This special plan, Sabbatini explains, is part of a programme by the Italian Ministry of Foreign Affairs to dedicate 2018 to celebrating the culture of the Mediterranean.

“Italy has always perceived itself as part of the heart of the Mediterranean, and we have always dedicated a lot of attention to the countries around the Mediterranean; this year we are going to reach out even more with plans of cooperation for art and science,” Sabbatini said.

He added that Egypt, an important Mediterranean partner for Italy, is set to receive considerable attention as part of this special plan for 2018, which is designed to “essentially give special attention to the countries of the southern Mediterranean.”

According to Sabbatini, this means more scholarships for university students who wish to study at leading Italian universities.

“We are not only talking about learning the Italian language; we are also talking about degrees in art and science, which have already been attracting Egyptian students for the several years now,” he explained.

Sabbatini says that around 100 scholarships should be distributed throughout the year among Egyptian students who are opting for graduate and post graduate degrees.

Along with the scholarships, Sabbatini explained, there will be an extensive programme of cultural exchange.

“We are talking about the exchange of musicians, opera singers and so on; this will not be just about Cairo and Rome, but also other major cities across our two countries,” he said.

In Egypt, the focus would expand beyond the traditional zones of Cairo, Alexandria and Luxor to include the cities along the Suez Canal, “a place where many Italians had lived in the past two centuries and also a zone of growing attention and interest to the Egyptian government.”

“Of course we already have a vibrant programme of cultural exchange, but this year we will see more activities for sure,” Sabbatini said.

Sabbatini is also promising a more active translation programme for this year. The Italian government has already been allocating resources to publish Italian literature in Arabic; both the classics and contemporary titles.

However, for this year, Sabbatini is hoping to at least initiate the translation of some more new titles that should be made available in big city bookstores.

Having served for 12 years as the Italian Cultural Counsellor in China, Sabattini has a cultivated an interest in the connection between the cultures of Egypt, Italy and China.
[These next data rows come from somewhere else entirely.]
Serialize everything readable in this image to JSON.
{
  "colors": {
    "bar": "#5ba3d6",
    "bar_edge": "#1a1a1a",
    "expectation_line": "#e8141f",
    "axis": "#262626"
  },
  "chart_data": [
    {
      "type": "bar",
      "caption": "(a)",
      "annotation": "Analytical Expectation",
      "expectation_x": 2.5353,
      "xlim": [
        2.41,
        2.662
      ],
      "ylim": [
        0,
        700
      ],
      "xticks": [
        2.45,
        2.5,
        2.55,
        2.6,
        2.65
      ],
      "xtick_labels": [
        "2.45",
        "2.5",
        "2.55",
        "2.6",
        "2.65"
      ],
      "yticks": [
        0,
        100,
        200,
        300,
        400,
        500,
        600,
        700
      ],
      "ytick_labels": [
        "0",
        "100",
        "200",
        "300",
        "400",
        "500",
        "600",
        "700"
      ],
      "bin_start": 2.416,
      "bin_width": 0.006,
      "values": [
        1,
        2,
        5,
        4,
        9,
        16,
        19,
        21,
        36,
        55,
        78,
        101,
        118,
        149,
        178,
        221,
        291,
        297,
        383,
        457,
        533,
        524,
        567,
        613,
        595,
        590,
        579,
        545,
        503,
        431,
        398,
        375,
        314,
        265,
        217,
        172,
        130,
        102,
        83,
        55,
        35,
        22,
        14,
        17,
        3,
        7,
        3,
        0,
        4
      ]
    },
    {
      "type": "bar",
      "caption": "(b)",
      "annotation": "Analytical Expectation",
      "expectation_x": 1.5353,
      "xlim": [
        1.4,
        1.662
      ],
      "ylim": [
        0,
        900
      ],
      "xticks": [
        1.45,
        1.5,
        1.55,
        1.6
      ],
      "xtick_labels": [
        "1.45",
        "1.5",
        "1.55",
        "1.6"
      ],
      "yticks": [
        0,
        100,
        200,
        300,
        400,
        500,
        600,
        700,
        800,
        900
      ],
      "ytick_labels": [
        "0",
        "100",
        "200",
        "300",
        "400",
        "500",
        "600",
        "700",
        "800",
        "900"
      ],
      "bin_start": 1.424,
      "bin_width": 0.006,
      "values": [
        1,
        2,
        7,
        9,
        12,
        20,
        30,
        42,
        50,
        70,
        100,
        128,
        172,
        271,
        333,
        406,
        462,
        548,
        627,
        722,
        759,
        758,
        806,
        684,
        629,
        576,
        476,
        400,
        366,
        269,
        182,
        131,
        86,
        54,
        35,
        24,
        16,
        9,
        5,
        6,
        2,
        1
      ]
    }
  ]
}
Today, he is committed to reminding us of what brings these three old cultures together through a set of activities including film screenings, music shows and a calligraphy exhibition.

Also, as part of the year of the Mediterranean, Sabbatini is planning a special gathering for all Italian archaeological missions that have worked around the Mediterranean to meet in a conference that would focus on the shared elements of Mediterranean culture as reflected through the excavations by these missions.

“I think we will probably have this one in December, towards the end of the year of the Mediterranean,” Sabbatini said.

Meanwhile, Sabbatini said that he would make sure this year that the Italian Cultural Institute, which was first established in Egypt in the late 19th century, would engage in more active outreach, not just to those who wish to learn or improve their Italian, but also to those who wish to learn about the diverse and rich Italian culture, watch the country’s movies, get acquainted with its music and read its literature.

Sabbatini is also considering holding an event to celebrate the Italian cultural presence in Egypt throughout the past two centuries.

“The Italians of Egypt lived all across the country and have made so many contributions; some older people are still here and some young couples have chosen to come live in Egypt during the past years; my hope is that we will be able to reflect on this community and on the Italian schools and cultural centres in Egypt,” he said.

Late last month, Sabbatini received the honorary title of artistic advisor to the Cairo Opera House.